Мы – слишком разные.
Мы – слишком одинаковые.
Мы – слишком.
Слишком хорошо понимали друг друга, почти читая мысли и улавливая недоговоренные слова. Слишком правильно себя вели по отношению друг к другу, зная, как кто отреагирует на то или иное действие другого. Слишком уж легко и уютно было нам вместе, так не бывает и не должно быть...
И нет.
Потому что слишком много стоит между нами.
Я не знаю, не помню, где я родился, могу только предположить, что в небогатой семье, которая бежала от ужасов войны с одного кластера на другой. Я даже не знаю – добежали они или нет, потому что не знаю их имен, я и своего-то имени не знаю. И не хочу знать. Зачем? Можно подумать, я буду нужен своим новым родичам, кем бы они ни оказались.
Ты родился в огромной правоверной семье, крепкой и надежной, как скала, на самой благополучной из колоний. И тебя любили, холили и лелеяли, берегли от ужасов, скрывающихся за пределами дома, но учили правильно жить, ведь рано или поздно ты должен был выйти за пределы этой крепости и стать достойным наследником миллиардов отца. И имя свое ты носишь гордо, расправив, как знамя, ведь ты – это ты, ты – достойный сын отца, а не шавка подзаборная, подобранная какими-то «криминальными элементами» из жалости, хотя тебе такие сравнения даже в голову не придут.
Я давно не смотрю в зеркала, потому что боюсь увидеть пустоту, живущую в моих глазах. Мои глаза – зеркало души, только души у меня нет, и потому отражают они чужие души, и я меняюсь вслед за тем, кто сейчас стоит напротив меня. Видимо, оттого я так хорошо умею слушать и так хорошо понимаю тех, кто приходит рассказать мне о своих горестях и радостях. Я – приятный собеседник, ведь с самим собой разговаривать всегда интересно и легко. Нопперапон. Так меня назвал когда-то Хиро, в пьяном угаре пожелавший поговорить со мной по душам и вызнать у МЕНЯ секрет моей комфортности.
Я иногда сам себе напоминаю некоего лейтенанта ОЗ, только его маску легче было снять. Моя – приросла.
Маска на маске – и я не хотел смотреть в твои глаза, ведь в них столько света и искренности, которых мне никогда не отразить. Столько счастливого умения жить, что становится безумно завидно – я ведь так не умею. Твои глаза – яркий блеск бирюзы, твои глаза – беззащитное зеркало потрясающе чистой души. Я не мог их отразить, только бессильно смотреть, втайне мечтая смотреть в них вечно.

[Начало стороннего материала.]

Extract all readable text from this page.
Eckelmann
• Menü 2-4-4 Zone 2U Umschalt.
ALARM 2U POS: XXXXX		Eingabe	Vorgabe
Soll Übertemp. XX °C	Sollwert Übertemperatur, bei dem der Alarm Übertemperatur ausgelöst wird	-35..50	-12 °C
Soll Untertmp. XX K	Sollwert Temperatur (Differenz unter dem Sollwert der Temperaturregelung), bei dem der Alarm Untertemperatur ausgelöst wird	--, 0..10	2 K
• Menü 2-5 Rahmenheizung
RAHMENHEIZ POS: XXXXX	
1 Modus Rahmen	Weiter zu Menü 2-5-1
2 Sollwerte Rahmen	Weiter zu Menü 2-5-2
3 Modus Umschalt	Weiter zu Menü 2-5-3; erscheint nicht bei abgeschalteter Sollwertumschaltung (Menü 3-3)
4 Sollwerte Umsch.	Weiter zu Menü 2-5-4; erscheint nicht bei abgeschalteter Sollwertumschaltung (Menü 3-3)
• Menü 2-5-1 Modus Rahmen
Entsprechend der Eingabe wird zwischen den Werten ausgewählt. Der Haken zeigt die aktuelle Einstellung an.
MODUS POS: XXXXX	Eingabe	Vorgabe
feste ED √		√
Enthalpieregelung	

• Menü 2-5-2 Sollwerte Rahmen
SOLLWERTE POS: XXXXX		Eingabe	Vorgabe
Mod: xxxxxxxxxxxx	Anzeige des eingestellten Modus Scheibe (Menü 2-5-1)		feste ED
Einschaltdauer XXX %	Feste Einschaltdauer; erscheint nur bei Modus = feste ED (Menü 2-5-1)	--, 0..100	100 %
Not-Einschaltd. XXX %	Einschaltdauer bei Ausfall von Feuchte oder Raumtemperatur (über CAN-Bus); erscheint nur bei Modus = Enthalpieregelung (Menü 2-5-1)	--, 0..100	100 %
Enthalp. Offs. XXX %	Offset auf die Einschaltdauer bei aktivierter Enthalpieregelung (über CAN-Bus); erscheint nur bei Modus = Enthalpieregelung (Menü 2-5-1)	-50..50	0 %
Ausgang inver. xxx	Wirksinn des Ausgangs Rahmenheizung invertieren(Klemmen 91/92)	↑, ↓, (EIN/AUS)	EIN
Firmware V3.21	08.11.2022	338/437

Мои руки пахнут полынью, которой так много вокруг нашего стационарного теперь шатра. Потому что запах мазута звери не выносят, а я – ответственен за принадлежащую цирку технику перед дирекцией и за крошку «Субару» – перед самим собой. Оттого мои руки пахнут терпкой полынной горечью и совсем чуть-чуть – бензином.
А твои руки вряд ли помнят запах ГСМ. Они пахнут нежно-душистым цветочным мылом и кремом. Они не вспоминают о существовании таких нелепостей, как обломанные ногти и ожоги от горячего масла. Они – ухоженные, тонкие, даже изящные – никогда не мерзнут на морозе и не шелушатся. Твои руки так приятно держать, наверное, в своих руках, я бы прикоснулся к ним, но никогда не решусь удержать их надолго.

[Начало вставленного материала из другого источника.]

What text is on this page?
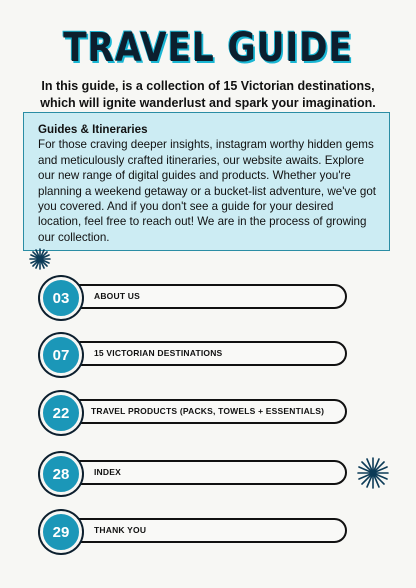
TRAVEL GUIDE
In this guide, is a collection of 15 Victorian destinations, which will ignite wanderlust and spark your imagination.
Guides & Itineraries
For those craving deeper insights, instagram worthy hidden gems and meticulously crafted itineraries, our website awaits. Explore our new range of digital guides and products. Whether you're planning a weekend getaway or a bucket-list adventure, we've got you covered. And if you don't see a guide for your desired location, feel free to reach out! We are in the process of growing our collection.
ABOUT US
03
15 VICTORIAN DESTINATIONS
07
TRAVEL PRODUCTS (PACKS, TOWELS + ESSENTIALS)
22
INDEX
28
THANK YOU
29
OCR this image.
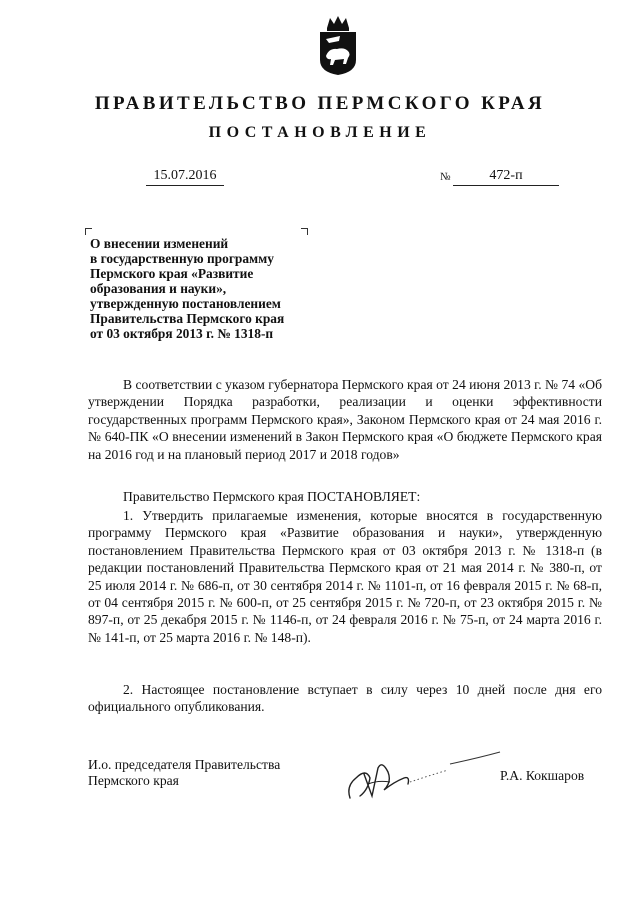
ПРАВИТЕЛЬСТВО ПЕРМСКОГО КРАЯ
ПОСТАНОВЛЕНИЕ
15.07.2016	№	472-п
О внесении изменений
в государственную программу
Пермского края «Развитие
образования и науки»,
утвержденную постановлением
Правительства Пермского края
от 03 октября 2013 г. № 1318-п

В соответствии с указом губернатора Пермского края от 24 июня 2013 г. № 74 «Об утверждении Порядка разработки, реализации и оценки эффективности государственных программ Пермского края», Законом Пермского края от 24 мая 2016 г. № 640-ПК «О внесении изменений в Закон Пермского края «О бюджете Пермского края на 2016 год и на плановый период 2017 и 2018 годов»

Правительство Пермского края ПОСТАНОВЛЯЕТ:

1. Утвердить прилагаемые изменения, которые вносятся в государственную программу Пермского края «Развитие образования и науки», утвержденную постановлением Правительства Пермского края от 03 октября 2013 г. № 1318-п (в редакции постановлений Правительства Пермского края от 21 мая 2014 г. № 380-п, от 25 июля 2014 г. № 686-п, от 30 сентября 2014 г. № 1101-п, от 16 февраля 2015 г. № 68-п, от 04 сентября 2015 г. № 600-п, от 25 сентября 2015 г. № 720-п, от 23 октября 2015 г. № 897-п, от 25 декабря 2015 г. № 1146-п, от 24 февраля 2016 г. № 75-п, от 24 марта 2016 г. № 141-п, от 25 марта 2016 г. № 148-п).

2. Настоящее постановление вступает в силу через 10 дней после дня его официального опубликования.

И.о. председателя Правительства
Пермского края	Р.А. Кокшаров
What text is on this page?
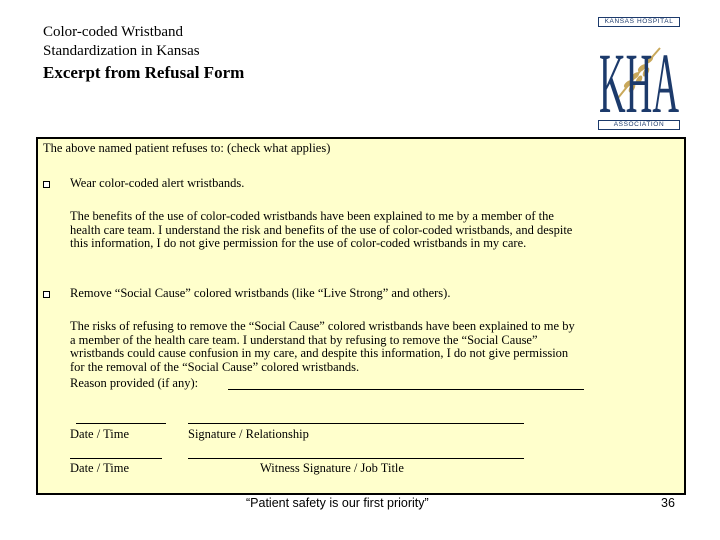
Color-coded Wristband
Standardization in Kansas
Excerpt from Refusal Form
KANSAS HOSPITAL
KHA
ASSOCIATION
The above named patient refuses to: (check what applies)
Wear color-coded alert wristbands.
The benefits of the use of color-coded wristbands have been explained to me by a member of the
health care team. I understand the risk and benefits of the use of color-coded wristbands, and despite
this information, I do not give permission for the use of color-coded wristbands in my care.
Remove “Social Cause” colored wristbands (like “Live Strong” and others).
The risks of refusing to remove the “Social Cause” colored wristbands have been explained to me by
a member of the health care team. I understand that by refusing to remove the “Social Cause”
wristbands could cause confusion in my care, and despite this information, I do not give permission
for the removal of the “Social Cause” colored wristbands.
Reason provided (if any):
Date / Time	Signature / Relationship
Date / Time	Witness Signature / Job Title
“Patient safety is our first priority”	36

Твои губы – мягкость и нежность лепестков, даже на вид они такие. Мои – шершавые, обветренные, им никогда не сравнится с твоими. И, должно быть, твои губы было бы приятно целовать, но мне никогда не совершить такого героического поступка, ведь всей моей порывистости не хватит на то, чтобы сделать один единственный шаг. К тебе.
Твой голос давно перетек из по-мальчишечьи звонкого сопрано в приятно обволакивающий баритон, иногда проблескивающий серебристыми колокольчиками, когда ты волнуешься или искренне смеешься. Мой – вобрал в себя всю возможную сухую, холодную безразличность, впрочем, таким он был всегда.

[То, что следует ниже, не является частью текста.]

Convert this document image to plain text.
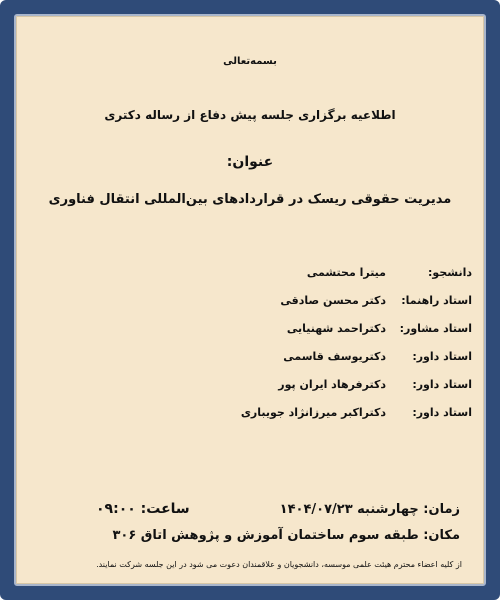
بسمه‌تعالی
اطلاعیه برگزاری جلسه پیش دفاع از رساله دکتری
عنوان:
مدیریت حقوقی ریسک در قراردادهای بین‌المللی انتقال فناوری
دانشجو:
میترا محتشمی
استاد راهنما:
دکتر محسن صادقی
استاد مشاور:
دکتراحمد شهنیایی
استاد داور:
دکتریوسف قاسمی
استاد داور:
دکترفرهاد ایران پور
استاد داور:
دکتراکبر میرزانژاد جویباری
زمان: چهارشنبه ۱۴۰۴/۰۷/۲۳
ساعت: ۰۹:۰۰
مکان: طبقه سوم ساختمان آموزش و پژوهش اتاق ۳۰۶
از کلیه اعضاء محترم هیئت علمی موسسه، دانشجویان و علاقمندان دعوت می شود در این جلسه شرکت نمایند.
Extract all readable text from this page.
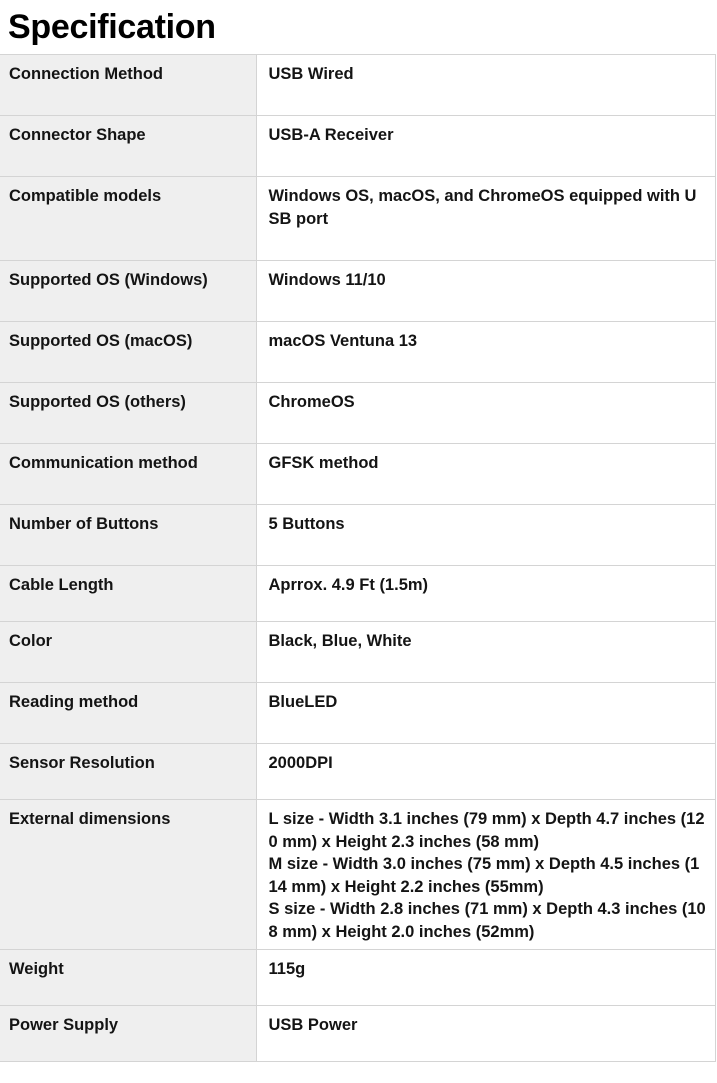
Specification
Connection Method	USB Wired

Connector Shape	USB-A Receiver

Compatible models	Windows OS, macOS, and ChromeOS equipped with USB port

Supported OS (Windows)	Windows 11/10

Supported OS (macOS)	macOS Ventuna 13

Supported OS (others)	ChromeOS

Communication method	GFSK method

Number of Buttons	5 Buttons

Cable Length	Aprrox. 4.9 Ft (1.5m)

Color	Black, Blue, White

Reading method	BlueLED

Sensor Resolution	2000DPI

External dimensions	L size - Width 3.1 inches (79 mm) x Depth 4.7 inches (120 mm) x Height 2.3 inches (58 mm)
M size - Width 3.0 inches (75 mm) x Depth 4.5 inches (114 mm) x Height 2.2 inches (55mm)
S size - Width 2.8 inches (71 mm) x Depth 4.3 inches (108 mm) x Height 2.0 inches (52mm)

Weight	115g

Power Supply	USB Power
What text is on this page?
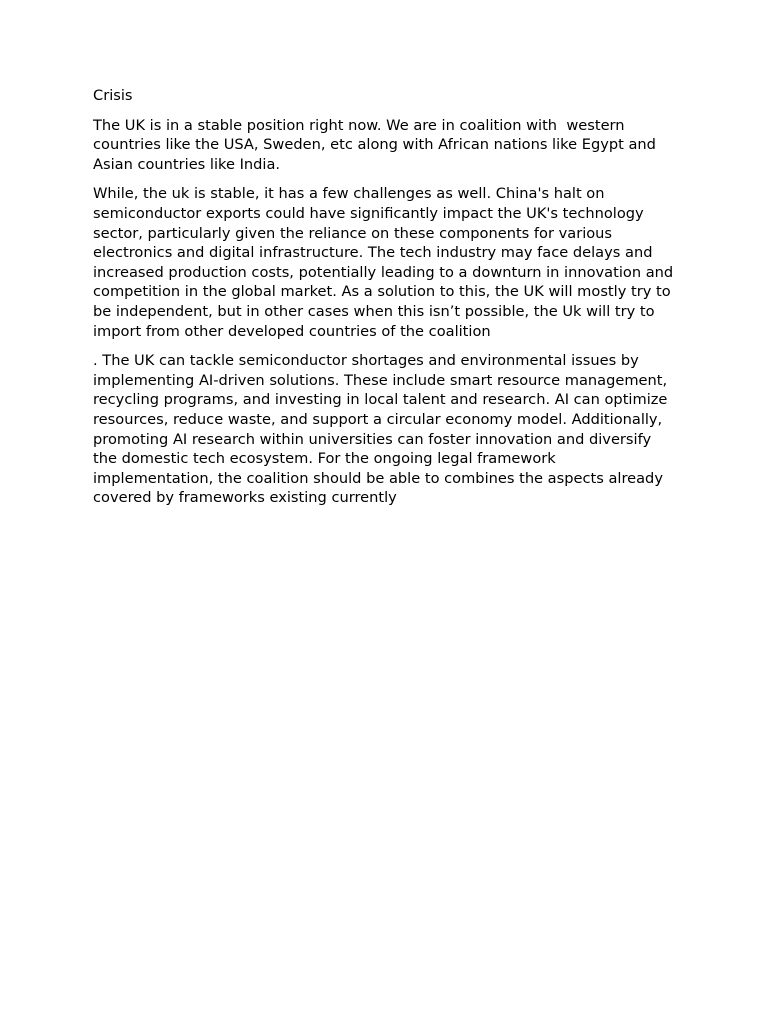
Crisis

The UK is in a stable position right now. We are in coalition with  western countries like the USA, Sweden, etc along with African nations like Egypt and Asian countries like India.

While, the uk is stable, it has a few challenges as well. China's halt on semiconductor exports could have significantly impact the UK's technology sector, particularly given the reliance on these components for various electronics and digital infrastructure. The tech industry may face delays and increased production costs, potentially leading to a downturn in innovation and competition in the global market. As a solution to this, the UK will mostly try to be independent, but in other cases when this isn’t possible, the Uk will try to import from other developed countries of the coalition

. The UK can tackle semiconductor shortages and environmental issues by implementing AI-driven solutions. These include smart resource management, recycling programs, and investing in local talent and research. AI can optimize resources, reduce waste, and support a circular economy model. Additionally, promoting AI research within universities can foster innovation and diversify the domestic tech ecosystem. For the ongoing legal framework implementation, the coalition should be able to combines the aspects already covered by frameworks existing currently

Ты – легкий бриз, песня ветра. Ты – солнечный луч, блестящий в капле росы. Ты – упругость стебелька луговой травы и упорство плюща, вскарабкивающегося по отвесной скале.
Ты перерос свою подростковую хрупкость, а я так и не научился думать о тебе по-другому. И мне так хочется хранить тебя от всех окружающих тебя бед, только ты не нуждаешься в этом, никогда не нуждался. Мальчишка, за которого я так отчаянно цеплялся во время войны, исчез, уступив место хладнокровному и обаятельному бизнесмену, такому же далекому от меня, как и мой ясноглазый ангел, чьи волосы пахли сладкой карамелькой.
Мой ангел, чья душа пела, а сердце могло вобрать в себя всю боль мира и отпустить на волю, успокоив и утешив.
Мой светлый, пушистый котенок, с которым мы могли часами смотреть на звезды и слушать, как они звенят свои звездные песни.
Мы могли бесконечно долго играть вдвоем, подбирая мелодию под стук наших сердец, и мы дышали этой мелодией. И упивались свободой от всего. Даже от себя.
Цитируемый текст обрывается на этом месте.